Wie rechtfertigt sich der Pharisäer? Durch den Vergleich mit den schlechtesten Menschen. Aber ein solcher Vergleich hat vor Gott keinen Bestand. Weder mit Selbstzufriedenheit, noch mit frommen Bräuchen läßt Er sich zufriedenstellen. Er gibt dem Pharisäer keinen Frieden, keine Rechtfertigung, weil dieser zufrieden mit sich selbst ist - zufrieden und satt. Wie bald aber wird er sich ärgern müssen über die anderen, welche gar nicht wissen und sehen, was für ein prächtiger Mensch da vor ihnen steht.

Der Zöllner kann sich nicht selbst rechtfertigen. Er gehört zu der geschmähtesten Menschenklasse. Er appelliert an die Gnade Gottes. Darum möchte er wenigstens sein Verhältnis zu Gott in Ordnung bringen. Und er empfängt die Gewißheit der Vergebung. Gott ehrt die, welche Ihn ehren und einen hohen Begriff von Ihm haben. Diesen allererhabensten Begriff von Gott vermittelt uns der Sohn des Menschen - und damit macht er uns wirklich frei.

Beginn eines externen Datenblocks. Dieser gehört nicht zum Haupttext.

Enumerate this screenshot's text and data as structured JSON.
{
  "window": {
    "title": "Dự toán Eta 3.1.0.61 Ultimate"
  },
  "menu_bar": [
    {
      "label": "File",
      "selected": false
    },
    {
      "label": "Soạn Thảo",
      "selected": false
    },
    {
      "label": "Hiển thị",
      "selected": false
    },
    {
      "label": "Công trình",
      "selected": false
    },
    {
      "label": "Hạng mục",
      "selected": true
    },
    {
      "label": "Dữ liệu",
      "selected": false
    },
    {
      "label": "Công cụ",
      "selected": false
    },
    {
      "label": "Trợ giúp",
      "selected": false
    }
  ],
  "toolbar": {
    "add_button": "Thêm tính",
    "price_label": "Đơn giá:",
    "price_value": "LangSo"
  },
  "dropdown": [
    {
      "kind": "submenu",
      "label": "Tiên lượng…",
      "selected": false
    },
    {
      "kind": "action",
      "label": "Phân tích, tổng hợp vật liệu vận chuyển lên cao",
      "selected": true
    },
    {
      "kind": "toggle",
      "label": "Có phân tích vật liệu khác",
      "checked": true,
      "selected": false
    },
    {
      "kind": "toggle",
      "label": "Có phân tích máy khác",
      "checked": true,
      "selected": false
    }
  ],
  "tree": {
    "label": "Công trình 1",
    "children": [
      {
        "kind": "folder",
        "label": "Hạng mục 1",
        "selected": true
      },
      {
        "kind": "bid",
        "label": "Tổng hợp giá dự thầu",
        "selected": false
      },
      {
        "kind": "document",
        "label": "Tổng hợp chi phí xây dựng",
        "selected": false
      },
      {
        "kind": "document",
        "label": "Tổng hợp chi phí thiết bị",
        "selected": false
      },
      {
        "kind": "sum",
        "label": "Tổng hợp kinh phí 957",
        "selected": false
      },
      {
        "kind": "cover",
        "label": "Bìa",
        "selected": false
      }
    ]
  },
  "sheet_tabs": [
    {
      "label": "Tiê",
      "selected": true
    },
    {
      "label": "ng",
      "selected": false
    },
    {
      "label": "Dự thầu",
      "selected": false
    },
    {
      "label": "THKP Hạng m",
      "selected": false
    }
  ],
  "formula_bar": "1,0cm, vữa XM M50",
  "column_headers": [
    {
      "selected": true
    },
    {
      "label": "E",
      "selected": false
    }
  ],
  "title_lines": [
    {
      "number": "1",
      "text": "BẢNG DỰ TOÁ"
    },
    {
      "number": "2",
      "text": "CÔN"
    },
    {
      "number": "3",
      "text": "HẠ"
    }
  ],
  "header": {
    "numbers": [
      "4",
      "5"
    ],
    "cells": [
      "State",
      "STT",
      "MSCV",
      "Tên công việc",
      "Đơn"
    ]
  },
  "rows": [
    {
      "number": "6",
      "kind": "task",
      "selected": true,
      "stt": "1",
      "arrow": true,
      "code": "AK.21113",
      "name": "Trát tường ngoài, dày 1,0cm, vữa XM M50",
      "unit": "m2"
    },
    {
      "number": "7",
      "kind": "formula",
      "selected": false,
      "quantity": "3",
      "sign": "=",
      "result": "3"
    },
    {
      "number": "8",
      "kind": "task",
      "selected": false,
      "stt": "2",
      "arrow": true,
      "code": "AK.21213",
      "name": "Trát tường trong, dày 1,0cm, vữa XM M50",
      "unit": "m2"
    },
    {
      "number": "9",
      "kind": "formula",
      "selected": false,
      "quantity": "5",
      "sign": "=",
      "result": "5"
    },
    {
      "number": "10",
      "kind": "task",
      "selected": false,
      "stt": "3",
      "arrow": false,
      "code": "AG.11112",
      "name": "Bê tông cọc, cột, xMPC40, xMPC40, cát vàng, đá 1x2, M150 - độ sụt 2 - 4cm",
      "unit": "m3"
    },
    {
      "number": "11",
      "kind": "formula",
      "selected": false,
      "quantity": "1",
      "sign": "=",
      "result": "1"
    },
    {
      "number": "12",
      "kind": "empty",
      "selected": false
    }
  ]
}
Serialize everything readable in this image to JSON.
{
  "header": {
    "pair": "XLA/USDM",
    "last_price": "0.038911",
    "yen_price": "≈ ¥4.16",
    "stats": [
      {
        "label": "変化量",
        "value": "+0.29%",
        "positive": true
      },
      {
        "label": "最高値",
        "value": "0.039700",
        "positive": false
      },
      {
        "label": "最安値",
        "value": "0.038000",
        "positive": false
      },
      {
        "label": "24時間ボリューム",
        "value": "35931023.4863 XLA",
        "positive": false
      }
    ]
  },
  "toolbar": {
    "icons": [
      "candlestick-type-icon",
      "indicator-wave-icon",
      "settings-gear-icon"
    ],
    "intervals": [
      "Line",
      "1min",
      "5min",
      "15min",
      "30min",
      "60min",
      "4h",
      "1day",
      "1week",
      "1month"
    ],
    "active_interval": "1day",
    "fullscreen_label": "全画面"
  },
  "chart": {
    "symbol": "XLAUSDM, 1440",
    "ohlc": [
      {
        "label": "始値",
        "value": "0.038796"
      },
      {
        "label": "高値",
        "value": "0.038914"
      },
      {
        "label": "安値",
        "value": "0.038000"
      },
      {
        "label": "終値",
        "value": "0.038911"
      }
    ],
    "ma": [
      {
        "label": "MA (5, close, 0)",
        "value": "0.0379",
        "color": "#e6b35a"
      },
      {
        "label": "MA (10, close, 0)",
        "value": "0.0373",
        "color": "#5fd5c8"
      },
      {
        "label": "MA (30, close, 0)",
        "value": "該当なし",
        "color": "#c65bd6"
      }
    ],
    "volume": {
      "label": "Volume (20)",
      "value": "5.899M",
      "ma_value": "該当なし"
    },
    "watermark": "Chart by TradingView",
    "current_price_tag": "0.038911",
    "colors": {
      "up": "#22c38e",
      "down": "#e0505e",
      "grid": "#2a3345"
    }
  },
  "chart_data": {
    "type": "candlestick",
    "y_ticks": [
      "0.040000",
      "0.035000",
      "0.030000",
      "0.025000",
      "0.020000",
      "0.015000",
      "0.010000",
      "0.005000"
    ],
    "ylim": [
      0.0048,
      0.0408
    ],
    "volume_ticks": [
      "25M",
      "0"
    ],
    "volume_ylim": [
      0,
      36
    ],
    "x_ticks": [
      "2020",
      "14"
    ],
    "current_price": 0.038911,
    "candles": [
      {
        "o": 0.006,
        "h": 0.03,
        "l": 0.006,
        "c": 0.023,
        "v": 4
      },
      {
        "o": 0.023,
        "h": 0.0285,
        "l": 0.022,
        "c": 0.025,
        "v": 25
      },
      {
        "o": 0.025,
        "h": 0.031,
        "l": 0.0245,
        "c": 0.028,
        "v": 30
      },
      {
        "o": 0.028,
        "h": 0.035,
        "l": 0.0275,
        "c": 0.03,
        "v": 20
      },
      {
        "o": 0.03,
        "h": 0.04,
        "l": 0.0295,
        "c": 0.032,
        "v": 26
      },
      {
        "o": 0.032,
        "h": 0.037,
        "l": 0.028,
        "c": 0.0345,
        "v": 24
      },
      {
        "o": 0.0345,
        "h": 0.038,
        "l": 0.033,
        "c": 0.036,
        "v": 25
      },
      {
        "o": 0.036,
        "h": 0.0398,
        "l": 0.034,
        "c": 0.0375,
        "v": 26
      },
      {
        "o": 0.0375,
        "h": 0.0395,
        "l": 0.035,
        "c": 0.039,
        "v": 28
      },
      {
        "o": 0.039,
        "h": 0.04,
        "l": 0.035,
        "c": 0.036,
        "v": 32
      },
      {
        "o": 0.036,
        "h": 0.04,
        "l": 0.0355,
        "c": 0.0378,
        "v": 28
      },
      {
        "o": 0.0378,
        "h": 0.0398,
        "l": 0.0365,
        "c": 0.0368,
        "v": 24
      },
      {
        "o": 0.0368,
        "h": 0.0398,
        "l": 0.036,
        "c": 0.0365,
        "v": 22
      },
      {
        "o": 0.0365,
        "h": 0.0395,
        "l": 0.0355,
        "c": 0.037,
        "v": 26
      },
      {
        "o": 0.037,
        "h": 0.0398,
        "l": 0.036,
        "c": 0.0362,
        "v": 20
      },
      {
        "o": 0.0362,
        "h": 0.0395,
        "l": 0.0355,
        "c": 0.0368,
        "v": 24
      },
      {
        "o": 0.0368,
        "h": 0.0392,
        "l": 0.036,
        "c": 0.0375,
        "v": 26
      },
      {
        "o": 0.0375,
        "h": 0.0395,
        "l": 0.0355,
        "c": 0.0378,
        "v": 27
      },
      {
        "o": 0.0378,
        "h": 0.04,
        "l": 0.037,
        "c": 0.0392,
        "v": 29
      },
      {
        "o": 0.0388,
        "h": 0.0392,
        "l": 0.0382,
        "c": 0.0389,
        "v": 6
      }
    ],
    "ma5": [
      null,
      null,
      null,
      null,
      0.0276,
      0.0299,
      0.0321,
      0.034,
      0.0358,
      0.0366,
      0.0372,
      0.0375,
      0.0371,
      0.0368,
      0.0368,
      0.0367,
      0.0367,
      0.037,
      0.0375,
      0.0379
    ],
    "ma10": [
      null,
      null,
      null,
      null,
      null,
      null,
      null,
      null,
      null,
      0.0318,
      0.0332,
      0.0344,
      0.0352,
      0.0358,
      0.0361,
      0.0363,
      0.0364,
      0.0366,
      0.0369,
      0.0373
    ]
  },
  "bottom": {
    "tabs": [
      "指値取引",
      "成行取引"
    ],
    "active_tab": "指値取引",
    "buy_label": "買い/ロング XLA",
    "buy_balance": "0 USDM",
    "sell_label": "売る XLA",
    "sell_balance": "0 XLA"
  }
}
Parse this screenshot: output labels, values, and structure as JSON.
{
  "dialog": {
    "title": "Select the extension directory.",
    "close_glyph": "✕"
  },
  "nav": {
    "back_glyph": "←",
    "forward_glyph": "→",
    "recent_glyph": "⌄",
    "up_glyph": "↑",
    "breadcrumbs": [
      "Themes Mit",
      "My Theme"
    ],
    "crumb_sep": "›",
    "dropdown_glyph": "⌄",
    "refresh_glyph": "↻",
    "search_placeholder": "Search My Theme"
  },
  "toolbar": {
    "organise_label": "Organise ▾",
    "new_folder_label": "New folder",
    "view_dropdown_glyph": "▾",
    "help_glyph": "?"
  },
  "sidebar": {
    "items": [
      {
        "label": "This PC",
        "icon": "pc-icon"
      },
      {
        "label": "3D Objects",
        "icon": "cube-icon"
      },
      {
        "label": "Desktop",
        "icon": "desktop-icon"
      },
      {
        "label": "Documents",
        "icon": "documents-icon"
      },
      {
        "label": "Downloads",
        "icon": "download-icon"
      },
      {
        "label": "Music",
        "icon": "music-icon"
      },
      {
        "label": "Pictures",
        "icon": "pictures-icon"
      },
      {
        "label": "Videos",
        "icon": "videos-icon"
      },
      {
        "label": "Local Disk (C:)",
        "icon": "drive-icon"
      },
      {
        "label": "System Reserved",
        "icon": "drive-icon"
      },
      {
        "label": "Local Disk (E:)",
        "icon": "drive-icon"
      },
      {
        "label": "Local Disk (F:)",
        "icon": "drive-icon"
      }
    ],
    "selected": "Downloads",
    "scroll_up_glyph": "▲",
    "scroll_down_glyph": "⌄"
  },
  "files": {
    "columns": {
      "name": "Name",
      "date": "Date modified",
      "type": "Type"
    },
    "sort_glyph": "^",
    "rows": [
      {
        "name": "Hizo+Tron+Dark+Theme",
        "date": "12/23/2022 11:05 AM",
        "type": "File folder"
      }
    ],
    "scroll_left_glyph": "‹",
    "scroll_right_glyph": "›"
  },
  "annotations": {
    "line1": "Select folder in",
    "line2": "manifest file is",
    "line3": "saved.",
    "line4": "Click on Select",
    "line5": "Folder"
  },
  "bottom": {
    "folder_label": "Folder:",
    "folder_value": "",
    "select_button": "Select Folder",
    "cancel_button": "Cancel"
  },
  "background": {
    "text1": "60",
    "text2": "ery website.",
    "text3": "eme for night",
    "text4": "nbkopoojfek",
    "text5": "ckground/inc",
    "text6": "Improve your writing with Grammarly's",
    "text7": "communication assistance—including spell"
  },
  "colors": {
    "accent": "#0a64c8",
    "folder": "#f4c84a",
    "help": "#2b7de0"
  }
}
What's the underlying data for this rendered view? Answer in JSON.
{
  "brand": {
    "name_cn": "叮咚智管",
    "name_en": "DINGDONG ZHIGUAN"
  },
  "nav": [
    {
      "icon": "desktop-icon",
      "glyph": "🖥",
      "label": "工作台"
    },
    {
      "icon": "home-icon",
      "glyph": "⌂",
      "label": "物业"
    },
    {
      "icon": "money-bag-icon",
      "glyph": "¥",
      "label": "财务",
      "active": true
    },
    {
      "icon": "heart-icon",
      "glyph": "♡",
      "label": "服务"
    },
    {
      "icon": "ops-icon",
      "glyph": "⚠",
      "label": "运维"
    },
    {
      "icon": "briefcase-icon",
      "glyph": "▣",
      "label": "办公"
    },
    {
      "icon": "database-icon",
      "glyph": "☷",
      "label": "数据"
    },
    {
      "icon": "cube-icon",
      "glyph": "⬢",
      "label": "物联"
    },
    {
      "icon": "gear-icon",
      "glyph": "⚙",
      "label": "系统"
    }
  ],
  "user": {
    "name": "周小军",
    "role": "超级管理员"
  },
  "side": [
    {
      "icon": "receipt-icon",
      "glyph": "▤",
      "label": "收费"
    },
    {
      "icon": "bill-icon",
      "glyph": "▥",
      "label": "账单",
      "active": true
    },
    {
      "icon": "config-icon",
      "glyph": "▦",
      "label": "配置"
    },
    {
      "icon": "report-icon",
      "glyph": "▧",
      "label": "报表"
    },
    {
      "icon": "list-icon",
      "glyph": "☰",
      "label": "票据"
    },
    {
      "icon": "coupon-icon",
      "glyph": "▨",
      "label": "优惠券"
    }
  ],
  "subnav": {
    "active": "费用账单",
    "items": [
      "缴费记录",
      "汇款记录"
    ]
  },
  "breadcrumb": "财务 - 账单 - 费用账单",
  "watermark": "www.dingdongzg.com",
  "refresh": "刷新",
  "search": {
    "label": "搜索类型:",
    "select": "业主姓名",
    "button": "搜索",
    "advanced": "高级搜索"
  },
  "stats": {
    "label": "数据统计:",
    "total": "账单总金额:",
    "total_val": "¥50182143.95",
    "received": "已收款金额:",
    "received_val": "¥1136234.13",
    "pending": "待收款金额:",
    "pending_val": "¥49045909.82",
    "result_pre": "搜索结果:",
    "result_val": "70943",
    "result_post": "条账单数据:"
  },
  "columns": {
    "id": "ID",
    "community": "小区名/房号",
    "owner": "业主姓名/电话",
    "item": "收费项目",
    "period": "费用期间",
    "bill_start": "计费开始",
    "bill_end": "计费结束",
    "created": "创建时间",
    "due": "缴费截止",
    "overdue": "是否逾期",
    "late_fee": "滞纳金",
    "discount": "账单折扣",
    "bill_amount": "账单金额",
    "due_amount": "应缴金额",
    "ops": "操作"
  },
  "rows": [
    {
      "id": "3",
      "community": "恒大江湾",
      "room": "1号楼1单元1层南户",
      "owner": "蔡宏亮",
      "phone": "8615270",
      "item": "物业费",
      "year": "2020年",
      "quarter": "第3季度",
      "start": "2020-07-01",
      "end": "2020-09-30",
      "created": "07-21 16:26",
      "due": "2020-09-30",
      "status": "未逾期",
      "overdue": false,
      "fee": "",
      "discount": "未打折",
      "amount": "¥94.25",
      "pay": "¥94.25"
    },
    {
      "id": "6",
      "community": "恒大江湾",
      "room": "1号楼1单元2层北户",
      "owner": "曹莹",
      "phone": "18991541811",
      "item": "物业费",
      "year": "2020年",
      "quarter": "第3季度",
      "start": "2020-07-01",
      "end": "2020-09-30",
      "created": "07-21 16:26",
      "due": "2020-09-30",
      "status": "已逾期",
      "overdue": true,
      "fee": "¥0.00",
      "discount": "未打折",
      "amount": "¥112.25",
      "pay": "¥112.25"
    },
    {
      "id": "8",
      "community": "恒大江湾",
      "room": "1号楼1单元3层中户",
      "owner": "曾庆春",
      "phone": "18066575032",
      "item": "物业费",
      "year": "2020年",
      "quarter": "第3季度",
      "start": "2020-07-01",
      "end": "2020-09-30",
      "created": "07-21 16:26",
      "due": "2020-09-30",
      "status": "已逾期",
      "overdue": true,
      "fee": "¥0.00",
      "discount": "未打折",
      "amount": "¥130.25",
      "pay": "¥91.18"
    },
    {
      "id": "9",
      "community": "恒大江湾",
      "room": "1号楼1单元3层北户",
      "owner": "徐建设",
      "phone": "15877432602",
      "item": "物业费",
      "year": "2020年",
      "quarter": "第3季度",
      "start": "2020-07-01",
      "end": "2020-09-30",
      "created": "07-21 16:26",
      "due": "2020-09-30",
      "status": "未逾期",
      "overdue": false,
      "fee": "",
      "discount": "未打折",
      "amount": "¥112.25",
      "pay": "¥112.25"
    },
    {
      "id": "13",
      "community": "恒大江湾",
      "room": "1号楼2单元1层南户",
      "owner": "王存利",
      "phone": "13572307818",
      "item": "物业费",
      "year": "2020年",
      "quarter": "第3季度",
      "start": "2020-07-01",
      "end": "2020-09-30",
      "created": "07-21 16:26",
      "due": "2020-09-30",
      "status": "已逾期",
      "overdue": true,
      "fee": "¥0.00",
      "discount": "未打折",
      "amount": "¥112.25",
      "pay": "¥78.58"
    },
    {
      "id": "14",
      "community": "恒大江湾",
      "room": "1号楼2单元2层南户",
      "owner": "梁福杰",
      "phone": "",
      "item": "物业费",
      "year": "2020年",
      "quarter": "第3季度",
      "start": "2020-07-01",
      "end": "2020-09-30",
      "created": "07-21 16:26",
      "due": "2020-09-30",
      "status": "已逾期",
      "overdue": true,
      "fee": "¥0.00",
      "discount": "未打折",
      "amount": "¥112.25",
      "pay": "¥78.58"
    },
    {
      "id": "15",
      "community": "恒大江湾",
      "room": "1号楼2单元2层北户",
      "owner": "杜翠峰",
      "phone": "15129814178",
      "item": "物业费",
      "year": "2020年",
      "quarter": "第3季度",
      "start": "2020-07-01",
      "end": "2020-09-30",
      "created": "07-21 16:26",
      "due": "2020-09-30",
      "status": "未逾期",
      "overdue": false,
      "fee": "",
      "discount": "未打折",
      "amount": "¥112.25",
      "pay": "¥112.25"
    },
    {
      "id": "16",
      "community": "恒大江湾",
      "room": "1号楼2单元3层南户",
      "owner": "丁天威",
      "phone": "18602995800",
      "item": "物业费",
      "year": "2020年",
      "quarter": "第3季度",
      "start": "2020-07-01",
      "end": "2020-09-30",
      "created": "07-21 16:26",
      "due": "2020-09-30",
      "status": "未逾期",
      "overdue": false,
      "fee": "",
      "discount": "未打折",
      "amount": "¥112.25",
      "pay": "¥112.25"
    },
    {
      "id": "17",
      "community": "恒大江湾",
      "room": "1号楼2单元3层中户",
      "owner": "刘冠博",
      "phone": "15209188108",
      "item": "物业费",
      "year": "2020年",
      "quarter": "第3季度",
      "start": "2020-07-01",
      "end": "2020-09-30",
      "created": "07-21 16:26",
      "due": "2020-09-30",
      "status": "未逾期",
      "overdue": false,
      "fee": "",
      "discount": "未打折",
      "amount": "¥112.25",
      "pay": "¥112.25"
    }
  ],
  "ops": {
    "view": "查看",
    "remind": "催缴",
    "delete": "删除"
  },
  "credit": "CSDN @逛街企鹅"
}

Unfreiheit ist die tiefste Erniedrigung und Kränkung des Menschen, und es ist begreiflich, daß alle nach Freiheit streben. Wir können das nur loben. Dabei können wir unmöglich übersehen, daß diese Freiheitskämpfer im besten Falle die eine oder andere Freiheitsbeschränkung beseitigen können, aber niemals die Unfreiheit an sich, weil sie der letzten Ursache der Unfreiheit, der Sünde und dem Tode, nichts entgegenzusetzen haben. Meistens erkennen sie diese Ursache nicht einmal und halten eine verhältnismäßige Freiheit bereits für das Ziel. Diese Grundtatsachen unseres Lebens erklärt die Wahrheit, die der Menschensohn offenbart, aber in vollem Maße: Er hat den Tod überwunden und die Sünde beseitigt.

Wer in diesem Glauben steht, überwindet die Welt; denn „dies ist der Sieg, der die Welt überwindet, unser Glaube.” - 1. Johannes 5:4 Das heißt: Wer in dem Kampf zwischen Finsternis und Licht, der sich in dieser Welt abspielt, standhaft auf der Seite Jesu steht, der kann von der Finsternis so wenig überwunden werden als sein Herr und Meister von ihr überwunden werden konnte. Das zeigt uns, daß er wahrhaft frei ist.